1, 2, 3, soleil ?
par Zahraa MortadaQue de vacarme! Une sieste l’après midi? Difficile. Une femme hurle du haut de son balcon "allez jouer ailleurs!". Des rires fusent d’ici et de là, une poignée d’enfants s’enfuit en jetant des cris. "les petits démons!" lance un vendeur de la porte de son petit magasin.
On est à Burj Al Barajina, un camp palestinien situé dans la banlieue sud de Beyrouth.
Il n’est peut être pas l’un des meilleurs de la ville, mais il est en tout cas le plus grand.
Wadii, Hussein, Alaa, Mohamad, tout à la joie d’avoir fini leurs cours, se baladent dans les rues. Ils jouent, Rencontrent d’autres amis, continuent ensemble leur chemin, et n’oublient sûrement pas, au passage, de faire les petits malins.
Leur destination: "al saha" (la place). C’est ainsi qu’ils appellent ce petit bout de terre qui fait 6 m2 au plus et constitue leur lieu "légitime" de jeu. Clôturé des 4 cotés par des maisons, avec 2 petites issues. Là, pas de voitures, pas de "grandes" personnes qui hurlent leur frustration…
Cette place est si petite qu’elle n’a jamais pu contenir leur soif d’enfants. Ainsi, et tout naturellement, le camp en entier s’est transformé en terrain de jeu. Il s’y déchainent, loin des murs de leurs étroites maisons, et de la surpopulation qui y règne.
Le camp en entier s’est transformé en terrain de jeu
En dépit des voitures et des motos qui prennent à elles seules toute la superficie de certaines rues, en dépit de la colère des adultes qui cherchent quelques moments de répit, ces enfants n’ont pas de limites à l’intérieur du camp. Ils peuvent jouer au foot en plein milieu de la rue, faire la course au centre d’un marché, grimper sur les barrières des maisons… un moyen de respirer peut être? qui sait…

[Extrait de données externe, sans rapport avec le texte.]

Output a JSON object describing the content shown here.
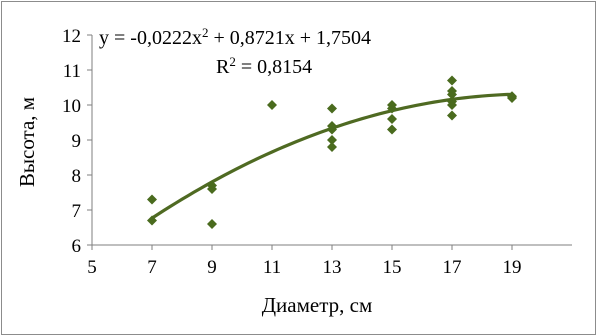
{
  "chart_data": {
    "type": "scatter",
    "title": "",
    "xlabel": "Диаметр, см",
    "ylabel": "Высота, м",
    "xlim": [
      5,
      21
    ],
    "ylim": [
      6,
      12
    ],
    "x_ticks": [
      5,
      7,
      9,
      11,
      13,
      15,
      17,
      19
    ],
    "y_ticks": [
      6,
      7,
      8,
      9,
      10,
      11,
      12
    ],
    "x_tick_labels": [
      "5",
      "7",
      "9",
      "11",
      "13",
      "15",
      "17",
      "19"
    ],
    "y_tick_labels": [
      "6",
      "7",
      "8",
      "9",
      "10",
      "11",
      "12"
    ],
    "grid": false,
    "legend": "none",
    "marker": "diamond",
    "marker_color": "#4a6b1e",
    "trendline_color": "#4f6a22",
    "series": [
      {
        "points": [
          {
            "x": 7,
            "y": 7.3
          },
          {
            "x": 7,
            "y": 6.7
          },
          {
            "x": 9,
            "y": 7.7
          },
          {
            "x": 9,
            "y": 7.6
          },
          {
            "x": 9,
            "y": 6.6
          },
          {
            "x": 11,
            "y": 10.0
          },
          {
            "x": 13,
            "y": 9.9
          },
          {
            "x": 13,
            "y": 9.4
          },
          {
            "x": 13,
            "y": 9.3
          },
          {
            "x": 13,
            "y": 9.0
          },
          {
            "x": 13,
            "y": 8.8
          },
          {
            "x": 15,
            "y": 10.0
          },
          {
            "x": 15,
            "y": 9.9
          },
          {
            "x": 15,
            "y": 9.6
          },
          {
            "x": 15,
            "y": 9.3
          },
          {
            "x": 17,
            "y": 10.7
          },
          {
            "x": 17,
            "y": 10.4
          },
          {
            "x": 17,
            "y": 10.3
          },
          {
            "x": 17,
            "y": 10.1
          },
          {
            "x": 17,
            "y": 10.0
          },
          {
            "x": 17,
            "y": 9.7
          },
          {
            "x": 19,
            "y": 10.25
          },
          {
            "x": 19,
            "y": 10.2
          }
        ]
      }
    ],
    "trendline": {
      "type": "polynomial",
      "coefficients": [
        1.7504,
        0.8721,
        -0.0222
      ],
      "x_range": [
        7,
        19
      ]
    },
    "annotations": {
      "equation_prefix": "y = -0,0222x",
      "equation_sup": "2",
      "equation_suffix": " + 0,8721x + 1,7504",
      "r2_prefix": "R",
      "r2_sup": "2",
      "r2_suffix": " = 0,8154"
    }
  }
}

Fiers, ils affichent l’air d’être les maîtres des lieux. Pas une parcelle de terre qu'ils n'aient foulée, Pas un mur qui n’ait échappé à leurs petites mains. Hussein est capable de faire le guide, des lieux et des personnes en même temps « ici, tous le monde se connait » clame-t il fièrement.
A quoi on joue ?
En effet, à quoi joue-t-on dans ses mini-ruelles ? revenons à nos souvenir d’enfance, et parfois, à ceux de nos parents.

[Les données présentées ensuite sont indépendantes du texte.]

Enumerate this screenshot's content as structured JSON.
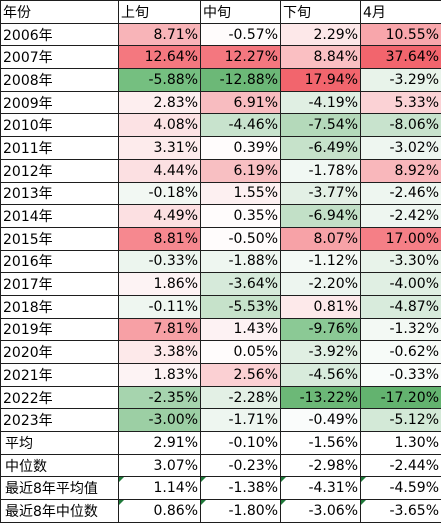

Vous souvenez-vous des billes ? vous souvenez-vous du saute-mouton, de voleurs et chasseurs ? de « fathi ya warda, sakri ya warda », du jeu des pierres, de la marelle ? des ces jeux tombés quelque peu en désuétude suite à l’invasion des Playstations et de l’électro jeux.
Ces jeux constituent leur petit monde d’enfants. Ils les citent à l’unanimité, en expliquant leurs règles. A part quelques heures par semaine dans les cafés internet, délaissés car cher pour leurs bourses, ces jeux constituent leur seul choix possible. Heureusement pour eux.
Les billes deviennent un trésor, ils les amassent d’années en années. Alaa retire de sa cachette une grande bouteille de 3 litres d’eau, remplie à moitié par des billes. Son trésor attendait au coin que vienne le printemps.
La saison des billes
Ali, un habitant du camp, nous parle de la saison des billes, et explique pourquoi ce jeu est toujours en vogue dans le camp (voir le diaporama si dessous)
Traduction de la vidéo : Le jeu de billes est un jeu de saison : Quand le printemps arrive et que les enfants peuvent sortir avec plus de liberté. Un ou deux des enfants lancent le jeu, et tous les autres ressortent leurs billes ! Ils les amassent d’année en année et utilisent chaque année ce qu’ils récoltent. Ceux qui n’en ont pas en achètent. On en voit tant dans les camps car il n’y a pas d’autres choix de loisirs, il n’y a pas de jardins ni de terrains de jeu… il n’y a que des petites passerelles de rues où ils ne peuvent se permettre que certains jeux, comme les billes, chasseurs et voleurs, saute-mouton… Ils ne peuvent pas jouer au foot par exemple. Au plus le font ils à deux dans une des ruelles, sinon ils louent un terrain de jeu à l’extérieur du camp. La place que vous avez vue est une des plus grandes du camp. Il n’y a plus beaucoup de place pour les jeux des enfants car d’année en année la construction augmente: Les parents veulent marier leurs enfants et agrandissent leurs maisons, les enfants grandissent et ont besoin de plus de place, pour étudier, s’éduquer…
Les billes n'ont pas fini de rouler dans le camp de Burj Al Barajina.